Грузная старуха тащила на руках раненную в ногу девочку лет шести — видимо, внучку.
— А зоомагазин! Как же черепаха, бабушка? Ты же обещала! — билась на руках внучка.
Кричали все — дети, взрослые, мужчины, женщины. Кричали раненые и живые.
— Я не могу, не могу, пойдем назад, — шептала мать и тащила меня куда-то за рукав.
Мы побежали назад и еле пробились через цепь красноармейцев. Сквер уже окончательно оцепили. Пропускали только санитарные машины и пожарных. А санитарные машины все подъезжали и подъезжали, и выли, и вой их сливался с криками.
— Пойдем через Солянку, — продолжала тянуть меня мать.
Вдогонку нам завыла радиосирена, и голос диктора сообщил:
«Граждане! Воздушная тревога! Граждане! Воздушная тревога!»
Радио еще продолжало оповещать о воздушной тревоге, когда мы подбегали к дому.
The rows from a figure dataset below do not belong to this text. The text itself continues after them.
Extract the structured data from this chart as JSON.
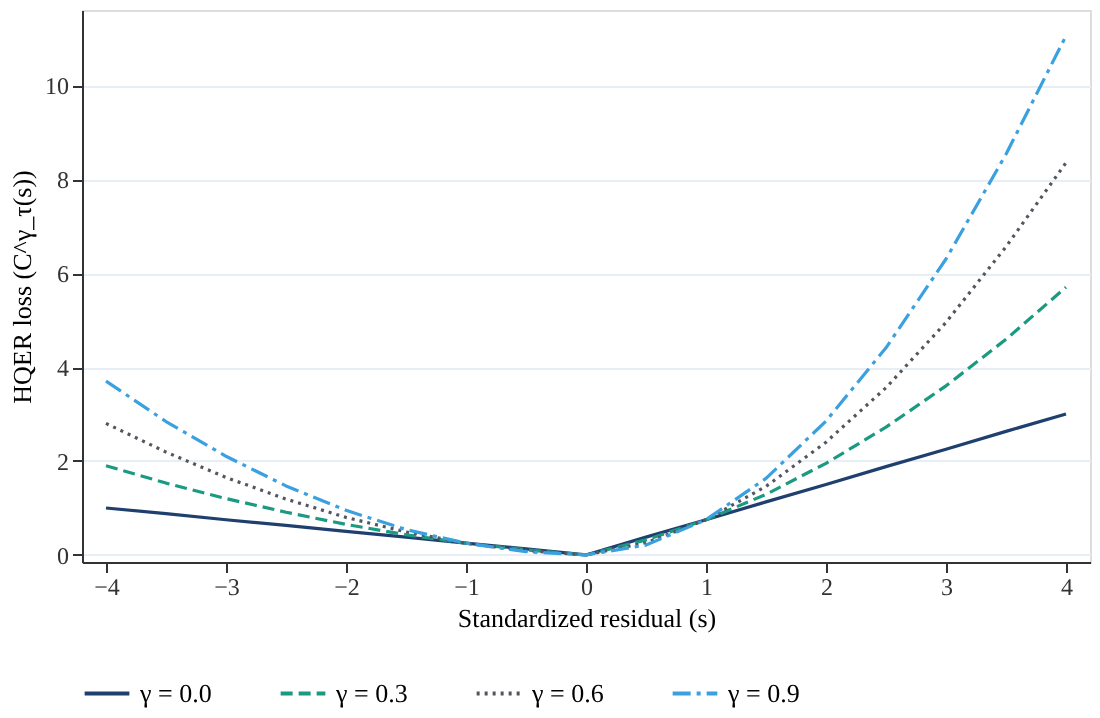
{
  "chart_data": {
    "type": "line",
    "xlabel": "Standardized residual (s)",
    "ylabel": "HQER loss (C^γ_τ(s))",
    "x": [
      -4,
      -3.5,
      -3,
      -2.5,
      -2,
      -1.5,
      -1,
      -0.5,
      0,
      0.5,
      1,
      1.5,
      2,
      2.5,
      3,
      3.5,
      4
    ],
    "series": [
      {
        "name": "γ = 0.0",
        "color": "#1f3f6e",
        "line_style": "solid",
        "values": [
          1.0,
          0.88,
          0.75,
          0.63,
          0.5,
          0.38,
          0.25,
          0.13,
          0,
          0.38,
          0.75,
          1.13,
          1.5,
          1.88,
          2.25,
          2.63,
          3.0
        ]
      },
      {
        "name": "γ = 0.3",
        "color": "#1a9a80",
        "line_style": "dashed",
        "values": [
          1.9,
          1.53,
          1.2,
          0.91,
          0.65,
          0.43,
          0.25,
          0.11,
          0,
          0.32,
          0.75,
          1.29,
          1.95,
          2.72,
          3.6,
          4.59,
          5.7
        ]
      },
      {
        "name": "γ = 0.6",
        "color": "#555560",
        "line_style": "dotted",
        "values": [
          2.8,
          2.19,
          1.65,
          1.19,
          0.8,
          0.49,
          0.25,
          0.09,
          0,
          0.26,
          0.75,
          1.46,
          2.4,
          3.56,
          4.95,
          6.56,
          8.35
        ]
      },
      {
        "name": "γ = 0.9",
        "color": "#3aa0e0",
        "line_style": "dashdot",
        "values": [
          3.7,
          2.84,
          2.1,
          1.47,
          0.95,
          0.54,
          0.25,
          0.07,
          0,
          0.21,
          0.75,
          1.63,
          2.85,
          4.41,
          6.3,
          8.53,
          11.05
        ]
      }
    ],
    "xlim": [
      -4.2,
      4.2
    ],
    "xticks": [
      -4,
      -3,
      -2,
      -1,
      0,
      1,
      2,
      3,
      4
    ],
    "ylim": [
      -0.15,
      11.6
    ],
    "yticks": [
      0,
      2,
      4,
      6,
      8,
      10
    ],
    "grid": "y",
    "legend": "bottom"
  }
}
Впрочем, бежали не одни мы — на улицах и в нашем переулке было довольно много людей, спешащих, наперекор воздушной тревоге, по домам. Необычной силы взрыв и с опозданием объявленная тревога подгоняли — все словно утратили спокойствие и дисциплинированность, которые выработали прежде.
— А где бидон? — вдруг спросила мать.
— Не знаю…
Она махнула рукой:
— Бог с ним! Какой ужас!
Возле наших ворот стояла «скорая помощь». Я увидел ее еще издали и невольно ускорил шаг.
Что случилось?
Люди в белых халатах только что вкатили в машину носилки и захлопнули дверцы:
— Поехали.
— Что случилось?
— Да что там, — безнадежно махнул рукой управдом, стоявший на тротуаре с другими жильцами дома. — Надо же такой глупости случиться! Без тревоги! Вдруг!
— А увезли-то кого? Кого? — переспросил я, так и не поняв, что же произошло.
— Скворцова хлопнуло, дружка твоего, Бориса, — сказал управдом.
— Борю? Как — хлопнуло?
— На крыше песок проверял… А тут как раз… Смахнуло взрывной волной… Пока подбежали, а он уже…
Мы с матерью поднялись в квартиру. В коридоре — хаос. Обвалившаяся штукатурка. В кухне выбитые рамы и стекла на полу. Еле-еле открыли дверь своей комнаты — в ней тоже все перевернуто. Гуляет ветер. Выбитая, без стекол, рама повисла на одном шпингалете.
— Вы о Николае Степаныче уже знаете? — Старушка, соседка по квартире, заглянула в нашу дверь и как-то растерянно развела руками. — Или не знаете?
— А что?
— Беда с ним. Ох, беда!
Я побежал в комнату Николая Степановича и не сразу понял, что там случилось.
— Шкафом его и придавило. Надо же, шкафом, — пояснила соседка.
Николай Степанович уже не дышал. Старик погиб, задавленный книжным шкафом. В этом шкафу лежали и те книги, которые я собирался продать по просьбе Николая Степановича, но так и не продал.
Шкаф никак не поддавался. Наконец, не помню как, я приподнял его, вытащил Николая Степановича. Рядом с ним лежала тетрадка. Тетрадка с его стихами. Бисерный почерк. Его почерк. Я взглянул мельком, увидел свое имя, фамилию. Пробежал глазами стихи, которых не знал прежде:
Это — мне? Никогда Николай Степанович не читал мне этих стихов. Может, они — последние?.. Последние!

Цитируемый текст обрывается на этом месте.